Thanks for a very helpful posting in terms of sharpening our focus on potential MAPPR improvements. That rather long pipeline already includes alleviating some of the frustrations you encountered, particularly the inability to download user-created maps in addition to the table and chart download options. As shown on your screenshots of the Market Shed summary tool it is already possible to download the map in GIS format (the button with the – admittedly arcane – inscription “Download .SHP”), but that feature is indeed absent in the other summary options. What you (and others) have highlighted is also the lack of an option to download the map you created map in a cleanly annotated .png or similar format to put directly into a report or presentation. I think we maybe a month away from adding that capability.
We will follow up with our way more technical folks on the likely causes of the dreaded “404″ and see what that issue might be. I also don’t know what HI is, but I’m sure Chris can enlighten us. We will soon be adding server memory to enhance performance which might be a fix if it proves to be a capacity issue.

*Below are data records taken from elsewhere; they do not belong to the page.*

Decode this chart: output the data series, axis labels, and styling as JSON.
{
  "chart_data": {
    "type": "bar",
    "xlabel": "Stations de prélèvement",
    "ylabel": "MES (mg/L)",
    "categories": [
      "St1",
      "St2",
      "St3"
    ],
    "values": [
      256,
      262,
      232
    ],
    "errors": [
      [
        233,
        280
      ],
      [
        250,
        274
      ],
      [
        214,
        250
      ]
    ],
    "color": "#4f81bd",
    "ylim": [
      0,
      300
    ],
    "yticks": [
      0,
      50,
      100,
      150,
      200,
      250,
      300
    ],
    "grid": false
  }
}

On the final comment about poverty and cropland, I went into MAPPR myself and made a map and table in less than a minute highlighting their coincidence at a district level in Tanzania. I saved the map and downloaded the table (and just as you did I had to grab the map with Print Screen for the time being).
Are some aspects of MAPPR both limiting and a bit kludgy? Indeed so. But feedback like yours and that of other users, in addition to our own pipeline of fixes and enhancements, can only serve to make it better. Indeed, since you’re an investor, we welcome your investment in our data and tools to speed up those improvements!
Meanwhile, please keep the feedback coming.